Any viewers who leave this year’s Toronto International Film Festival wanting more of Chelsea McMullan‘s ballet documentary Swan Song after its world premiere are in luck. As previously revealed, a docuseries version of the feature will be released that expands on the story of legendary ballet icon Karen Kain and the National Ballet of Canada by utilizing unused material from the 500+ hours of footage shot for the film. While attending the festival, McMullan, executive producer Neve Campbell, and the doc’s main subject Kain sat down for an interview with Collider’s Perri Nemiroff where they confirmed a November 22 release date for the series and teased what to expect.

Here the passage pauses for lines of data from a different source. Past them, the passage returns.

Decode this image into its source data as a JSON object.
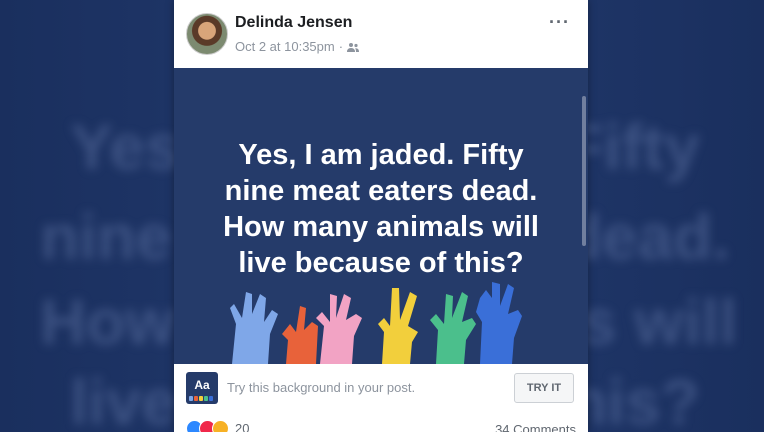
{
  "background_echo": [
    "Yes, I am jaded. Fifty",
    "nine meat eaters dead.",
    "How many animals will",
    "live because of this?"
  ],
  "post": {
    "author": "Delinda Jensen",
    "timestamp": "Oct 2 at 10:35pm",
    "separator": "·",
    "audience_icon": "friends-icon",
    "more_icon": "more-options-icon",
    "more_glyph": "···",
    "text_lines": [
      "Yes, I  am jaded. Fifty",
      "nine meat eaters dead.",
      "How many animals will",
      "live because of this?"
    ],
    "background_color": "#253b6a"
  },
  "try_background": {
    "thumb_label": "Aa",
    "prompt": "Try this background in your post.",
    "button_label": "TRY IT"
  },
  "footer": {
    "reaction_icons": [
      "like-icon",
      "love-icon",
      "haha-icon"
    ],
    "reaction_count": "20",
    "comments": "34 Comments"
  },
  "colors": {
    "page_background": "#1e3566",
    "card": "#ffffff",
    "author_text": "#1c1e21",
    "meta_text": "#8d949e",
    "hand_colors": [
      "#7fa7e8",
      "#e8623a",
      "#f2a3c4",
      "#f2cf3c",
      "#4bbf8c",
      "#3a6fd8"
    ]
  }
}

Before becoming a feature bound for TIFF, Swan Song was originally envisioned as a series to cover more of the content McMullan and their team captured. Upon being asked why they chose the film format instead, however, they revealed that the original idea was never truly scrapped. “It actually is a four-part series as well,” they said. “So, we delivered both a four-part series and a feature version.” Both versions will detail the complicated artistic process behind the National Ballet of Canada’s 2022 production of Swan Lake with its artistic director Kain as the choreographer for her final show before retirement.

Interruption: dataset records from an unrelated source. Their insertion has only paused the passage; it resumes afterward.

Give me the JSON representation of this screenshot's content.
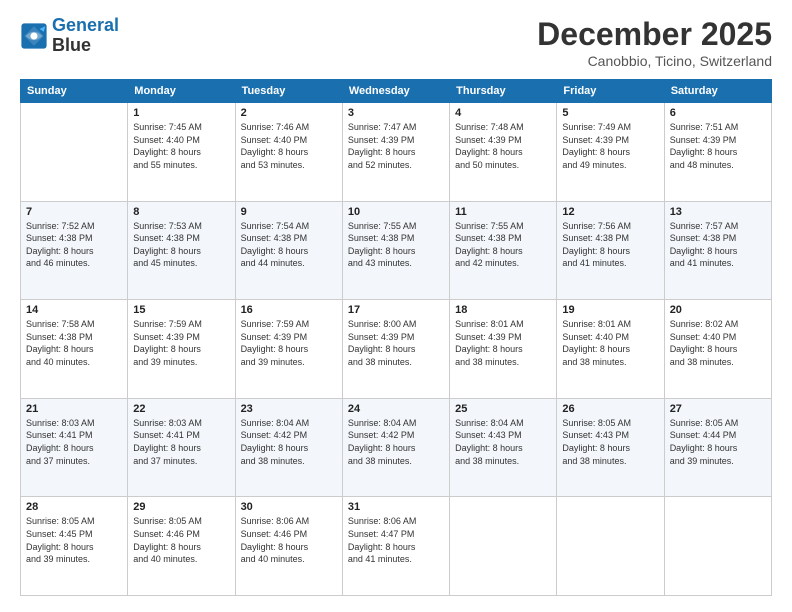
{
  "header": {
    "logo_line1": "General",
    "logo_line2": "Blue",
    "month": "December 2025",
    "location": "Canobbio, Ticino, Switzerland"
  },
  "days_of_week": [
    "Sunday",
    "Monday",
    "Tuesday",
    "Wednesday",
    "Thursday",
    "Friday",
    "Saturday"
  ],
  "weeks": [
    [
      {
        "day": "",
        "info": ""
      },
      {
        "day": "1",
        "info": "Sunrise: 7:45 AM\nSunset: 4:40 PM\nDaylight: 8 hours\nand 55 minutes."
      },
      {
        "day": "2",
        "info": "Sunrise: 7:46 AM\nSunset: 4:40 PM\nDaylight: 8 hours\nand 53 minutes."
      },
      {
        "day": "3",
        "info": "Sunrise: 7:47 AM\nSunset: 4:39 PM\nDaylight: 8 hours\nand 52 minutes."
      },
      {
        "day": "4",
        "info": "Sunrise: 7:48 AM\nSunset: 4:39 PM\nDaylight: 8 hours\nand 50 minutes."
      },
      {
        "day": "5",
        "info": "Sunrise: 7:49 AM\nSunset: 4:39 PM\nDaylight: 8 hours\nand 49 minutes."
      },
      {
        "day": "6",
        "info": "Sunrise: 7:51 AM\nSunset: 4:39 PM\nDaylight: 8 hours\nand 48 minutes."
      }
    ],
    [
      {
        "day": "7",
        "info": "Sunrise: 7:52 AM\nSunset: 4:38 PM\nDaylight: 8 hours\nand 46 minutes."
      },
      {
        "day": "8",
        "info": "Sunrise: 7:53 AM\nSunset: 4:38 PM\nDaylight: 8 hours\nand 45 minutes."
      },
      {
        "day": "9",
        "info": "Sunrise: 7:54 AM\nSunset: 4:38 PM\nDaylight: 8 hours\nand 44 minutes."
      },
      {
        "day": "10",
        "info": "Sunrise: 7:55 AM\nSunset: 4:38 PM\nDaylight: 8 hours\nand 43 minutes."
      },
      {
        "day": "11",
        "info": "Sunrise: 7:55 AM\nSunset: 4:38 PM\nDaylight: 8 hours\nand 42 minutes."
      },
      {
        "day": "12",
        "info": "Sunrise: 7:56 AM\nSunset: 4:38 PM\nDaylight: 8 hours\nand 41 minutes."
      },
      {
        "day": "13",
        "info": "Sunrise: 7:57 AM\nSunset: 4:38 PM\nDaylight: 8 hours\nand 41 minutes."
      }
    ],
    [
      {
        "day": "14",
        "info": "Sunrise: 7:58 AM\nSunset: 4:38 PM\nDaylight: 8 hours\nand 40 minutes."
      },
      {
        "day": "15",
        "info": "Sunrise: 7:59 AM\nSunset: 4:39 PM\nDaylight: 8 hours\nand 39 minutes."
      },
      {
        "day": "16",
        "info": "Sunrise: 7:59 AM\nSunset: 4:39 PM\nDaylight: 8 hours\nand 39 minutes."
      },
      {
        "day": "17",
        "info": "Sunrise: 8:00 AM\nSunset: 4:39 PM\nDaylight: 8 hours\nand 38 minutes."
      },
      {
        "day": "18",
        "info": "Sunrise: 8:01 AM\nSunset: 4:39 PM\nDaylight: 8 hours\nand 38 minutes."
      },
      {
        "day": "19",
        "info": "Sunrise: 8:01 AM\nSunset: 4:40 PM\nDaylight: 8 hours\nand 38 minutes."
      },
      {
        "day": "20",
        "info": "Sunrise: 8:02 AM\nSunset: 4:40 PM\nDaylight: 8 hours\nand 38 minutes."
      }
    ],
    [
      {
        "day": "21",
        "info": "Sunrise: 8:03 AM\nSunset: 4:41 PM\nDaylight: 8 hours\nand 37 minutes."
      },
      {
        "day": "22",
        "info": "Sunrise: 8:03 AM\nSunset: 4:41 PM\nDaylight: 8 hours\nand 37 minutes."
      },
      {
        "day": "23",
        "info": "Sunrise: 8:04 AM\nSunset: 4:42 PM\nDaylight: 8 hours\nand 38 minutes."
      },
      {
        "day": "24",
        "info": "Sunrise: 8:04 AM\nSunset: 4:42 PM\nDaylight: 8 hours\nand 38 minutes."
      },
      {
        "day": "25",
        "info": "Sunrise: 8:04 AM\nSunset: 4:43 PM\nDaylight: 8 hours\nand 38 minutes."
      },
      {
        "day": "26",
        "info": "Sunrise: 8:05 AM\nSunset: 4:43 PM\nDaylight: 8 hours\nand 38 minutes."
      },
      {
        "day": "27",
        "info": "Sunrise: 8:05 AM\nSunset: 4:44 PM\nDaylight: 8 hours\nand 39 minutes."
      }
    ],
    [
      {
        "day": "28",
        "info": "Sunrise: 8:05 AM\nSunset: 4:45 PM\nDaylight: 8 hours\nand 39 minutes."
      },
      {
        "day": "29",
        "info": "Sunrise: 8:05 AM\nSunset: 4:46 PM\nDaylight: 8 hours\nand 40 minutes."
      },
      {
        "day": "30",
        "info": "Sunrise: 8:06 AM\nSunset: 4:46 PM\nDaylight: 8 hours\nand 40 minutes."
      },
      {
        "day": "31",
        "info": "Sunrise: 8:06 AM\nSunset: 4:47 PM\nDaylight: 8 hours\nand 41 minutes."
      },
      {
        "day": "",
        "info": ""
      },
      {
        "day": "",
        "info": ""
      },
      {
        "day": "",
        "info": ""
      }
    ]
  ]
}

As for where viewers can see the docuseries version, McMullan added “November 22nd it comes out on CBC.” All four parts figure to take advantage of the massive cast of subjects the crew was working with. Although the focus is primarily on Kain, the ballet production boasted 70 cast members who the director says all have compelling stories to tell and who were all personally interviewed for the project. Television offers far more space to flesh out those stories while reformatting the experience to fit that of other acclaimed docuseries, creating something unique and greatly expanded from the feature version. “So yeah, there’s a series with more characters, more dancers, who are also all amazing, and I’m really proud of both. I think both are really compelling. One is in more of a televisual language, and one is more cinematic to sort of fit the format.”

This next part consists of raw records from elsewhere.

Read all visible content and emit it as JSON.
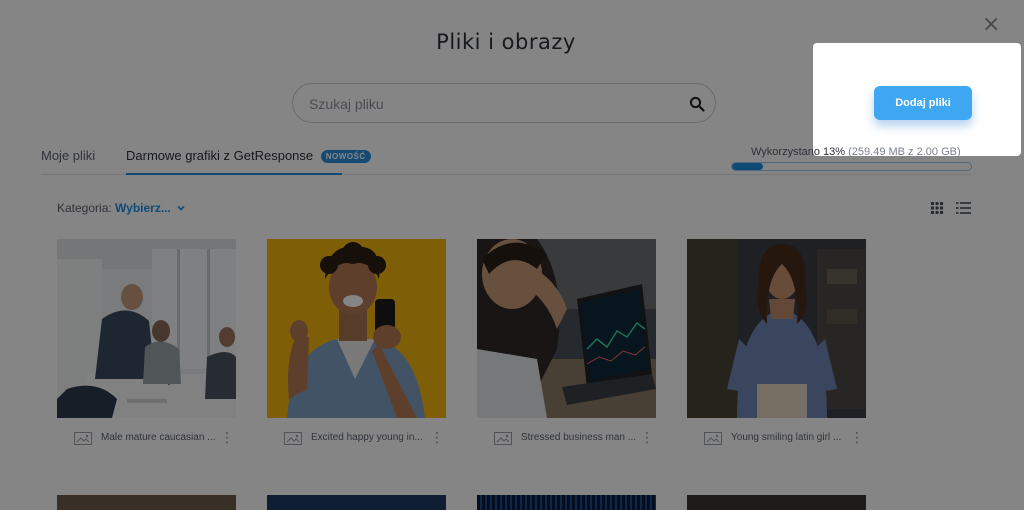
{
  "dialog": {
    "title": "Pliki i obrazy",
    "close_icon": "close-icon"
  },
  "search": {
    "placeholder": "Szukaj pliku",
    "value": ""
  },
  "tabs": [
    {
      "label": "Moje pliki",
      "active": false
    },
    {
      "label": "Darmowe grafiki z GetResponse",
      "active": true,
      "badge": "NOWOŚĆ"
    }
  ],
  "usage": {
    "label": "Wykorzystano 13%",
    "detail": "(259.49 MB z 2.00 GB)",
    "percent": 13
  },
  "filter": {
    "label": "Kategoria:",
    "value": "Wybierz..."
  },
  "view": {
    "grid_icon": "grid-view-icon",
    "list_icon": "list-view-icon"
  },
  "images": [
    {
      "name": "Male mature caucasian ..."
    },
    {
      "name": "Excited happy young in..."
    },
    {
      "name": "Stressed business man ..."
    },
    {
      "name": "Young smiling latin girl ..."
    }
  ],
  "popup": {
    "button_label": "Dodaj pliki"
  },
  "colors": {
    "accent": "#1e8fe1",
    "button": "#3ea7f2",
    "overlay": "rgba(0,0,0,0.48)"
  }
}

‘Swan Song’ Shares the Spotlight With Other TIFF Docs
Swan Song, which McMullan co-wrote with Sean O’Neill and also prominently features dancers Shaelynn Estrada and Jurgita Dronina, marks the second year in a row the director is competing with an official selection. Their previous title, Ever Deadly, premiered on the exact same day at the 2022 festival and, although it came away without any awards, it did earn acclaim for its in-depth and heartfelt exploration of the multi-talented artist Tanya Tagaq. This year is a strong one for documentaries with Thom Zimny‘s Sly, the concert feature Lil Nas X: Long Live Montero, and even Nickelback‘s intriguing film Hate to Love: Nickleback all making appearances among a host of other exciting projects.